A DIFFERENT VIEW: When ASU head coach Rob Evans was ejected in the second period of the final game of the tour, he watched the game from the hallway but could only see the ASU bench and what was happening at one end of the court. How did he know what was going on at the other end? He watched the bench's body language. Evans and his staff are planning to monitor the body language of their players and themselves, knowing it can be a positive for a team. 'I was real proud of the fact that as guys were being taken out, other guys were clapping for them and that the guy coming off the court was positive. And our coaching staff was upbeat. If one guy was down about a play another guy was positive. We have been talking amongst our staff that that is an area we want to improve (body language during a game). I didn't think I'd have a chance to witness it first-hand this soon, but it was real interesting and very encouraging.'

FREE THROWS: The trip was outstanding in several areas, but the only negative was the team's free throw shooting. However, Evans said that that simply was one thing that was had to be overlooked during the tour. 'We couldn't practice it that much. We were trying to get a lot of things in during those 10 days before and then once we went to Australia the only time guys could shoot them was during pregame. It was frustrating at times, but I know we will be a good free throw shooting team next year. I see a guy like Shawn Redhage struggle and I know some part of our preparation was not right. Guys didn't look comfortable shooting them, and that was because they were not practicing them on a regular basis.
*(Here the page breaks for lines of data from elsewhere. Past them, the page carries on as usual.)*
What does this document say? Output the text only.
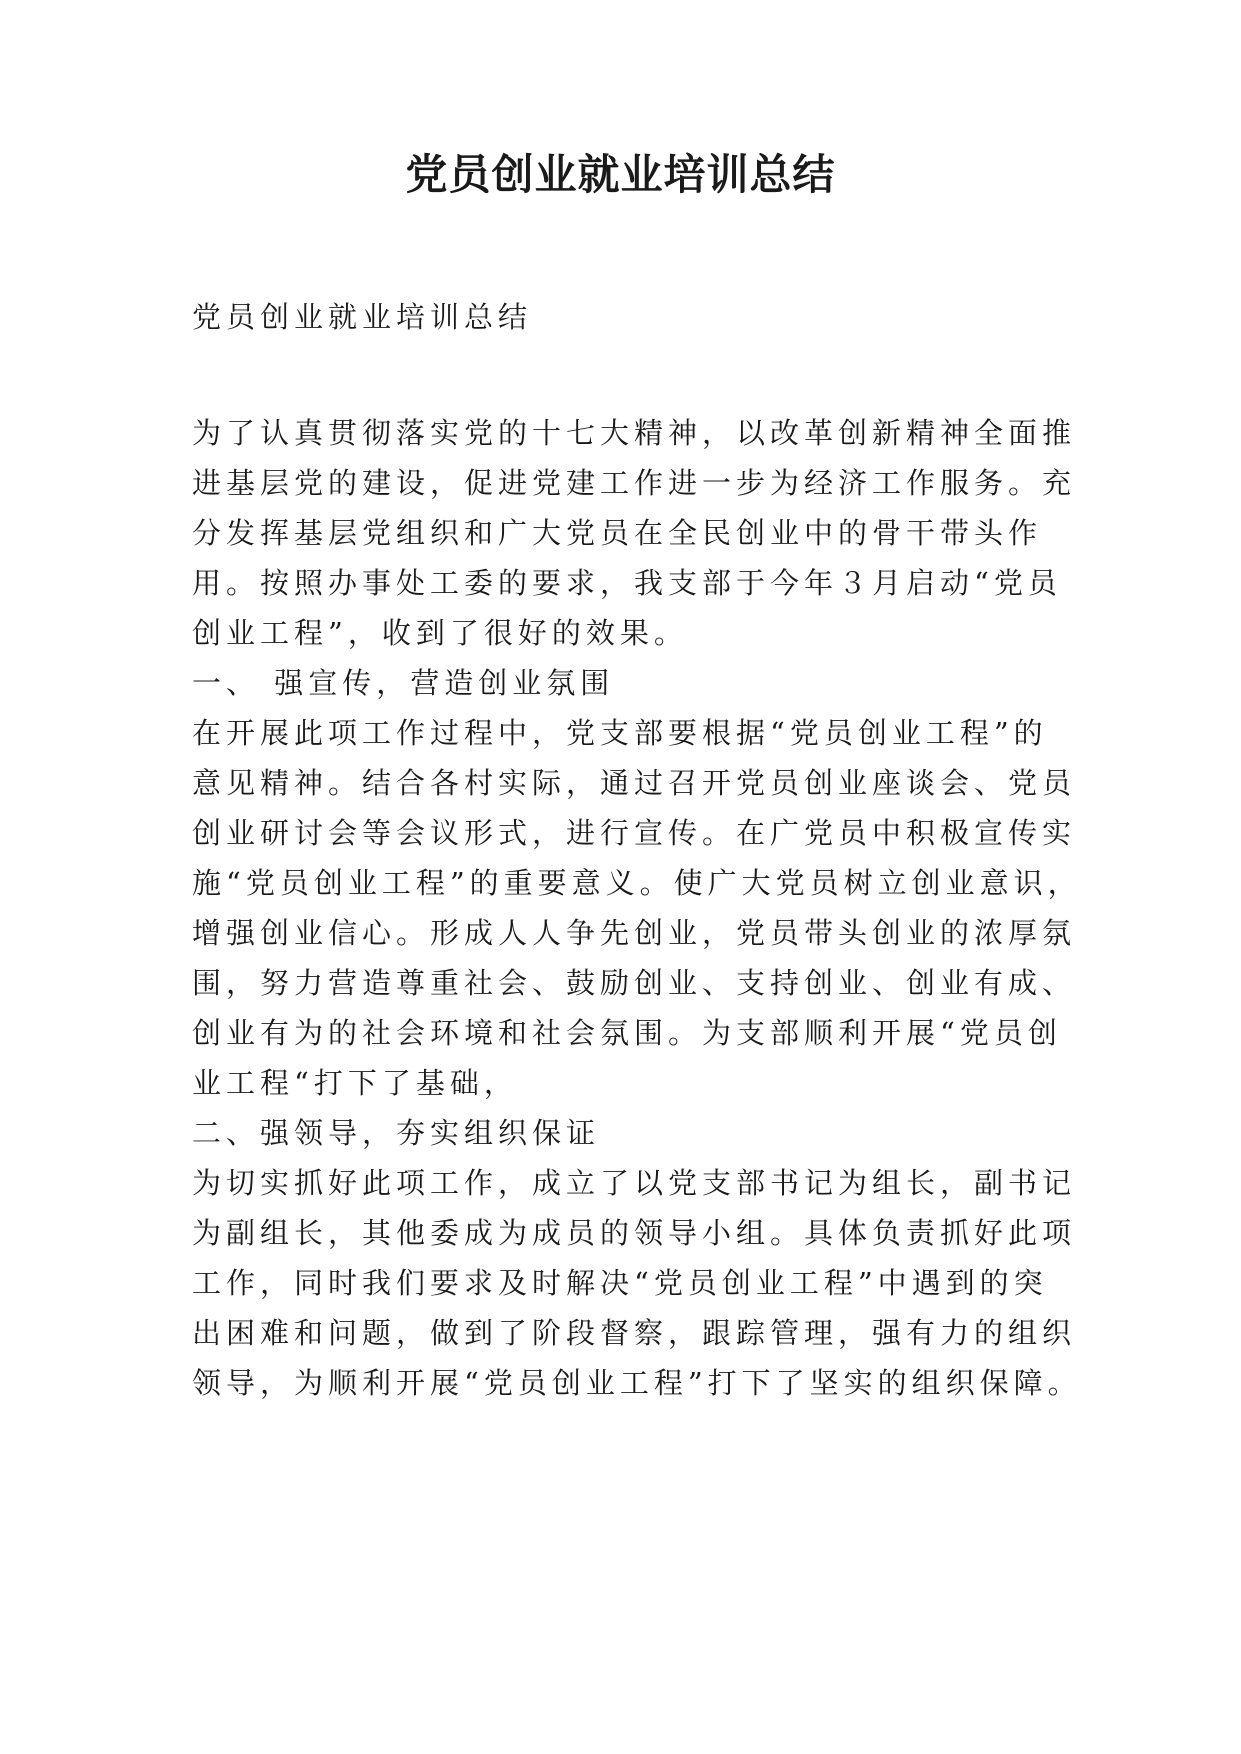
党员创业就业培训总结

党员创业就业培训总结

为了认真贯彻落实党的十七大精神，以改革创新精神全面推
进基层党的建设，促进党建工作进一步为经济工作服务。充
分发挥基层党组织和广大党员在全民创业中的骨干带头作
用。按照办事处工委的要求，我支部于今年３月启动“党员
创业工程”，收到了很好的效果。
一、 强宣传，营造创业氛围
在开展此项工作过程中，党支部要根据“党员创业工程”的
意见精神。结合各村实际，通过召开党员创业座谈会、党员
创业研讨会等会议形式，进行宣传。在广党员中积极宣传实
施“党员创业工程”的重要意义。使广大党员树立创业意识，
增强创业信心。形成人人争先创业，党员带头创业的浓厚氛
围，努力营造尊重社会、鼓励创业、支持创业、创业有成、
创业有为的社会环境和社会氛围。为支部顺利开展“党员创
业工程“打下了基础，
二、强领导，夯实组织保证
为切实抓好此项工作，成立了以党支部书记为组长，副书记
为副组长，其他委成为成员的领导小组。具体负责抓好此项
工作，同时我们要求及时解决“党员创业工程”中遇到的突
出困难和问题，做到了阶段督察，跟踪管理，强有力的组织
领导，为顺利开展“党员创业工程”打下了坚实的组织保障。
We aren't making excuses, because you need to step up and hit free throws, but our preparation was not focused on free throws.' ASU was just 57-of-118 (.483) from the free throw line in the five games. Shawn Redhage, who enters his junior season next year as the best free throw shooter in ASU history, was just 6-of-13 (.462). Redhage in his career is 139-of-169 (.822). Redhage averaged 11.6 points in the five games, including a 20-point effort against the Australian Institute of Sport and a 15-point effort against Cairns. In the final two games of the trip he was 17-of-28 (.607) from the floor.

JUSTIN'S STORY: How far-reaching is the internet? When ASU arrived in Cairns for its final game against the Cairns Marlins, the local newspaper did a story on Justin Allen's battle against cancer. The writer had read about Justin on the internet.